Nos États africains tout comme les Fulbhè sont en grande partie victimes des conséquences du colonialisme qui était fondé sur la politique de diviser pour régner.
En outre, « le colonialisme nie et piétine les cultures négro-africaines. Il est assimilable à une oppression collective d’ordre économique, politique et culturel; ce qui bloque le système de référence des peuples colonisés, en même temps que l’évolution normale des sociétés ».
Et nous subissons encore aujourd’hui ses conséquences.
Car après l’indépendance ce système s’est transformé en une sorte de volonté de domination et éventuellement dans des formes détournées ou discrètes dénommées le néocolonialisme.
Le néocolonialisme a pour objectif la perpétuité de la dépendance économique, politique et culturelle comme l’attestent d’ailleurs les accords de coopération des États africains avec la France juste après les indépendances.
Il entrave de par sa forme et ses méthodes, le développement des anciennes colonies françaises d’Afrique, en créant des inégalités et en provoquant des tensions politiques et sociales.
Et c’est surtout ce système qui soutient aujourd’hui les pouvoirs despotiques, les républiques héréditaires, les coups d’États militaires sur le continent africain. Des pouvoirs politiques tenus par une élite criminelle satrapique qui n’a pour objectif que le maintien du peuple africain dans le sous-développement.

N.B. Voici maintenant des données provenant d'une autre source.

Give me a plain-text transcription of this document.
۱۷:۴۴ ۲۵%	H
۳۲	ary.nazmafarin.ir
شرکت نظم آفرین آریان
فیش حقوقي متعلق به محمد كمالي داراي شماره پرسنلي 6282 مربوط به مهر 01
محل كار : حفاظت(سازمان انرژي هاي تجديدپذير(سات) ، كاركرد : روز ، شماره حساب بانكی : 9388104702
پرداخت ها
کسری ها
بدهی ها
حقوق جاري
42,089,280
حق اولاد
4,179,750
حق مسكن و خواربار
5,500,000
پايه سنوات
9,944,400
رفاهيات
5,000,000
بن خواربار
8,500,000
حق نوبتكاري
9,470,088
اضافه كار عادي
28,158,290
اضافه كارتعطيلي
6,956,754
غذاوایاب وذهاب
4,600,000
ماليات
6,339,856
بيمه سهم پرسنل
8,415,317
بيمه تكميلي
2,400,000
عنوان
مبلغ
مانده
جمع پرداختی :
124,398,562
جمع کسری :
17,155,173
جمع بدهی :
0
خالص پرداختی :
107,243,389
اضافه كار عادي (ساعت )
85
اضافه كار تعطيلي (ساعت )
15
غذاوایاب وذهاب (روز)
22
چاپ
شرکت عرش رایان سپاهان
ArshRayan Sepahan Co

On arrive toujours pas à se libérer de l’emprise spectrale du maître.
Le dominant ne peut panser les plaies du dominé
Nous devons comprendre qu’il n’existe aucune page de l’histoire, où l’on voit le dominant panser les plaies du dominé.
Postcolonisés que nous sommes, nous devons désormais être les seuls responsables de notre salut.
Il nous est surtout interdit d’être l’allié ou « la voix du maître».
Car son objectif à travers sa politique de diviser pour régner est de participer à la fragilisation des régimes politiques capables de développer nos pays dans l’union des peuples africains qu’il met à mal depuis l’indépendance par des coups d’Etats, des assassinats de leaders…
Nous devons donc commencer par générer en notre sein des lumières, ces intellectuels qui vont éclairer le peuple afin d’atteindre la maturité nécessaire, pour mettre fin à la stigmatisation des Fulbhês et à la division de nos peuples partout en Afrique.
À défaut, ils continueront d’opposer les peuples africains, de soutenir des pouvoir politiques exerçant la violence contre leur propre peuple comme leur pion Mamady Doumbouya en Guinée et avoir enfin de compte une société aliénée, sans pensée propre, sans identité, sans éducation.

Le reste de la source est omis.